Partially hydrogenated fats impart structure (body), palatability (mouthfeel), sensory integrity and extended shelf life to finished products, said John Satumba, Ph.D., director of oils research and development for food ingredients for Cargill, Minneapolis.
Cargill has several alternatives in its tool box for PHO replacement, Dr. Satumba said. They include tropical oils (palm, palm kernel, coconut, fractions of palm and palm kernel), high stability oils (oils derived from genetic modification and traditional breeding methods), fully hydrogenated oils, interesterified fats (rearrangement of fatty acids) and physical blends of different oils and fats.
A Trancendim portfolio from Corbion Caravan, Lenexa, Kas., provides fat-structuring systems that deliver a combination of 0 grams of trans fat and reduced saturated fat. The Trancendim range consists of distilled diglycerides used to replace hydrogenated hard-stocks.

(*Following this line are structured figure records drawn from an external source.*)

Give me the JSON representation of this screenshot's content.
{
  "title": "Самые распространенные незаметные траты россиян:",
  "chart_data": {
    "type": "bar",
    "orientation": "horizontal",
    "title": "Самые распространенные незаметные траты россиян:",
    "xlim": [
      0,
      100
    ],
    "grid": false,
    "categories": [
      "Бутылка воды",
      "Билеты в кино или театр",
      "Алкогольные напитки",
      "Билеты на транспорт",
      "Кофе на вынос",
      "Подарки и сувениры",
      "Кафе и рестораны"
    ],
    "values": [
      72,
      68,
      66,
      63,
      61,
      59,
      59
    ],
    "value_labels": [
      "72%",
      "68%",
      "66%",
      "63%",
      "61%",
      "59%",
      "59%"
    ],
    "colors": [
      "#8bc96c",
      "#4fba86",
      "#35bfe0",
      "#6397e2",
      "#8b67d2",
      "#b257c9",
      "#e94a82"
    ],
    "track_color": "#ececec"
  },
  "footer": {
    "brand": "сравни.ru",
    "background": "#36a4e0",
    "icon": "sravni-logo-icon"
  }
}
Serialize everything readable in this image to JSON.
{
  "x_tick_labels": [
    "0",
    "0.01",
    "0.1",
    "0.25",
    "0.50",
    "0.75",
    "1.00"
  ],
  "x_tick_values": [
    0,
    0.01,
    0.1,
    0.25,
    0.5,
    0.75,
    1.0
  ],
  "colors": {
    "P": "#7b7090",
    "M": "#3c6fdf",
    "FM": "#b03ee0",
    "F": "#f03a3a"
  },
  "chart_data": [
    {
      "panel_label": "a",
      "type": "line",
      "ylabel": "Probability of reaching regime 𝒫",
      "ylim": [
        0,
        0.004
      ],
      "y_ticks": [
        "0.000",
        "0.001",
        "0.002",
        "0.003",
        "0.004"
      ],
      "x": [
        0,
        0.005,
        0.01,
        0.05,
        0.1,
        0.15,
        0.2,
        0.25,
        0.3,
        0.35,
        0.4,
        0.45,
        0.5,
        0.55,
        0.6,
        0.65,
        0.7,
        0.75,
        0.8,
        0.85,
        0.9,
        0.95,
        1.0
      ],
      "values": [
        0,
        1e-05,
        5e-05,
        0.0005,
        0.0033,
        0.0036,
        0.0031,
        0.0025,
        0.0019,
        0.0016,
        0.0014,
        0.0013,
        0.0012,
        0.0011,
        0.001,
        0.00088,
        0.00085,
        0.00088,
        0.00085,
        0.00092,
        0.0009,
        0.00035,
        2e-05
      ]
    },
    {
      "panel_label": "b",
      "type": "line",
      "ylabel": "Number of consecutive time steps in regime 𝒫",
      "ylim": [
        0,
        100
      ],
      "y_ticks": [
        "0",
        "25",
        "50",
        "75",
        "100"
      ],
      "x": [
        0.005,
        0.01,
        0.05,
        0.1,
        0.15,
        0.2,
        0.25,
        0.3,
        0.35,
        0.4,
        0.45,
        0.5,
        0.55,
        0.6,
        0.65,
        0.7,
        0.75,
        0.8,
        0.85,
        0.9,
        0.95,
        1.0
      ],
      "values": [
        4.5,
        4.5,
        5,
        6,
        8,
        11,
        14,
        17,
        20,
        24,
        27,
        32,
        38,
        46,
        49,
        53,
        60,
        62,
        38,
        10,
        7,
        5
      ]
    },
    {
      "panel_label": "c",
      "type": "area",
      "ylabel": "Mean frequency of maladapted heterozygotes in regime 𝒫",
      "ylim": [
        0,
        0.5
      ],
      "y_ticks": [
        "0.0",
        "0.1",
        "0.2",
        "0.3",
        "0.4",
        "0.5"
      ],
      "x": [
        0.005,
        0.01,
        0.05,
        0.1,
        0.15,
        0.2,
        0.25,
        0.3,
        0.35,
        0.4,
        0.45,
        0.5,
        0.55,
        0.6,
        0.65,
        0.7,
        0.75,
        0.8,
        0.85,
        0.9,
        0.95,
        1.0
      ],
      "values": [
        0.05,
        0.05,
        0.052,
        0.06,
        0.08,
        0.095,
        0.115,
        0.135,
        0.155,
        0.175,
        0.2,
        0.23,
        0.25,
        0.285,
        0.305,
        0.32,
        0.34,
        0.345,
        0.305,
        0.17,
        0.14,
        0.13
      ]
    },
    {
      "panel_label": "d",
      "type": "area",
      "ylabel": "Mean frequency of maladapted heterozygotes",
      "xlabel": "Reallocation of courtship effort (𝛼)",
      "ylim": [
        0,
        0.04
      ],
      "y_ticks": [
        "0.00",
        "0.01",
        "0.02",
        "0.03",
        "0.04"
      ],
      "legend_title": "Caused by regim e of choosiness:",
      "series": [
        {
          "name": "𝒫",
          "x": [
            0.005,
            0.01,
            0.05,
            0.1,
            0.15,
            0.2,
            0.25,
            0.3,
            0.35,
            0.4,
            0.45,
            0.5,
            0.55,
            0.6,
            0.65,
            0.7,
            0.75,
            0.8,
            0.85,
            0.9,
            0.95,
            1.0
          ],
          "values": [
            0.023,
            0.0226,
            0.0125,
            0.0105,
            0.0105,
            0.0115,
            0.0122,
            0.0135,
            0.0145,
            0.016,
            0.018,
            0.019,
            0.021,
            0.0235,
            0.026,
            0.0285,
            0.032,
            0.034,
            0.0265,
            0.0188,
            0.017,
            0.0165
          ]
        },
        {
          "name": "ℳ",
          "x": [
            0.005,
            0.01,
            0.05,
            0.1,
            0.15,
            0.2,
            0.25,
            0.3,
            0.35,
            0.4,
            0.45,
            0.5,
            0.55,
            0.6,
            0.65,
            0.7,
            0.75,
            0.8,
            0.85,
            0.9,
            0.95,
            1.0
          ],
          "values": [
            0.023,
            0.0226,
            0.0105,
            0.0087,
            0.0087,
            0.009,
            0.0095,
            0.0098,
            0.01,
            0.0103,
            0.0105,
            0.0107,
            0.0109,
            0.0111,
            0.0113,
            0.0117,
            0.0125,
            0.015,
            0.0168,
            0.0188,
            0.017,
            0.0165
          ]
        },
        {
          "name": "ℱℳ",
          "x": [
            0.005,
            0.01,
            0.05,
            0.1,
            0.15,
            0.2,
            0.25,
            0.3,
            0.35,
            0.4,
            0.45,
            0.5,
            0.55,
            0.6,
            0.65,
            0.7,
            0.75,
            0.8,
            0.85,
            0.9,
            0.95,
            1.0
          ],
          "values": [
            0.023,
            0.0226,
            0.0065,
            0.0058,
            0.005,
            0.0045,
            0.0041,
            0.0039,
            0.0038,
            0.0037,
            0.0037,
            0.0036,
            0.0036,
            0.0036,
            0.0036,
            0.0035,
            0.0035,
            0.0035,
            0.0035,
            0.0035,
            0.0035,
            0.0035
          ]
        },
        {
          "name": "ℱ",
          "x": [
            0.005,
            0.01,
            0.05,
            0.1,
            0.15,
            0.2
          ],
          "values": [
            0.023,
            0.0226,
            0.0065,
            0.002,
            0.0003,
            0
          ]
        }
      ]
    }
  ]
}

DuPont Nutrition & Health offers Grindsted crystallizers that have been shown to increase the rate of crystallization for improved production throughput in food without trans fat. Fats free of trans fat typically have slower crystallization compared to trans-containing fats, according to DuPont Nutrition & Health.
Mr. Fine said he expects industry will continue to see the emergence of trait-enhanced liquid oils such as high-oleic and reduced-linolenic types with reduced amounts of polyunsaturation.
“Slightly longer term we can expect to see the introduction of advanced, selective hydrogenization catalysts, which do not yield trans fat, or perhaps entirely new and novel methods of hydrogenation,” he said.
Talk about promotion potential: Popcorn is both a whole grain and a snack.
“It should qualify as a good, healthful snack, but because of the oil systems used, it really could not,” said David Dzisiak, commercial leader for grains and oils for Dow AgroSciences, L.L.C., Indianapolis.
In microwave popcorn, the oil has to be liquid for the popcorn to fry, but formulators do not want the oil wicking through the packaging, Mr. Dzisiak said. Partially hydrogenated vegetable oils (PHOs) may achieve the two tasks, but PHOs harm the healthy image of popcorn because they cause trans fat, he said.
Tom Tiffany, senior technical manager, ADM Oils in Decatur, Ill., said PHOs provide the oxidative stability needed for the extended shelf life of microwave popcorn.
“They also ensure that the fat is wicked through the bag in a controlled manner,” he said. “In addition, PHOs maintain solid profiles over a wide temperature range, preventing oil migration. However, they also have a sharp melting curve that delivers very desirable mouthfeel characteristics.”
Gerald McNeill, Ph.D., vice-president of research and development for Loders Croklaan, Channahon, Ill., said palm oil, which has no trans fat, may not set up before some of it starts soaking into the popcorn bag. Palm oil fractions may set up faster to help alleviate that problem, but some palm fractions are more expensive than others, he said.
Omega-9 fatty acid canola oil from Dow AgroSciences is used in a popcorn brand that qualified for the American Heart Association’s Heart Check Mark. Weaver Popcorn Co., Inc., Van Buren, Ind., collaborated with Dow AgroSciences to make microwave popcorn in the three flavors of butter, extra butter and light butter. The extra butter popcorn has 11 grams of fat, including 2 grams of saturated fat, per bag, which compares to 25 grams of fat, including 12 grams of saturated fat, in a competitor’s product. The oil’s low melting point allows the butter flavor to spread more evenly throughout the whole bag of popcorn, Weaver Popcorn Co. said.